In prison and out, Mr. Shater served as the Brotherhood’s chief
liaison for negotiations or other exchanges with the Mubarak security
services, and since Mr. Mubarak’s ouster he has continued that role
with the generals.
Since the ouster of Mr. Mubarak, however, many younger and reform-
minded members have said they have grown disappointed with Mr.
Shater. They say he has enforced an insular and hierarchical culture
left over from the group’s decades underground. Mr. Shater led a push
to bar Brotherhood members from dissenting from the political stands
of its Freedom and Justice Party, and he led the expulsion of those
who sought less conservative Islamist politics.
One of those Mr. Shater helped expel is now among the other front-
runners in the presidential campaign, Abdel Moneim Aboul Fotouh, a
former senior leader of the Brotherhood and a liberal reformer within
the group. Mr. Aboul Fotouh was expelled for defying the
Brotherhood’s decision, now reversed, not to allow any of its members
to run for president. He has continued to try to rally Brotherhood
members and Islamists, as well as more liberal and secular Egyptians,
to his banner.
He argues that no one has a monopoly on the application of Islam to
political life, so the Islamist movement should have room for
liberals and leftists as well as conservatives.

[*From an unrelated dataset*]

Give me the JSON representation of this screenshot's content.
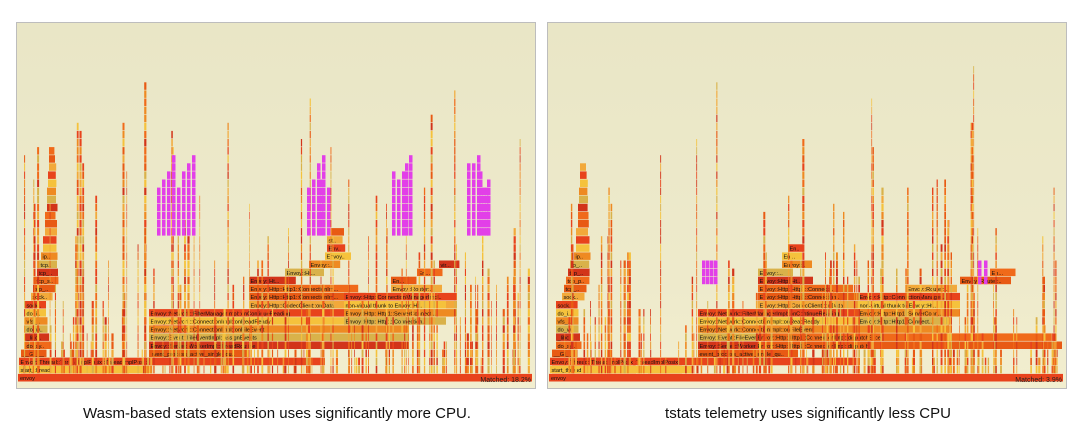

The Brotherhood has now dropped the pledge that Mr. Aboul Fotouh was
expelled for violating, but the group has continued to oppose his
candidacy because of his insubordination, even threatening to expel
members who support him.
On the other side, Mr. Shater faces competition from an
ultraconservative populist, Hazem Salah Abu Ismail, who has built a
national following with an old-school Islamist platform, including
vigorous attacks on Israel and the West, as well as an emphasis on
restoring strict Islamic law. His success would seriously discredit
the Brotherhood’s efforts to portray Egypt’s Islamists as moderate
and unthreatening.
But Mr. Badie, the supreme guide, warned Mr. Shater’s opponents to
watch out, reminding them that Mr. Shater’s prayers in prison for the
end of the Mubarak government were answered. “To all those who will
slander engineer Khairat el-Shater, his prayers against those who
slander him are answered — literally by the way,” Mr. Badie said.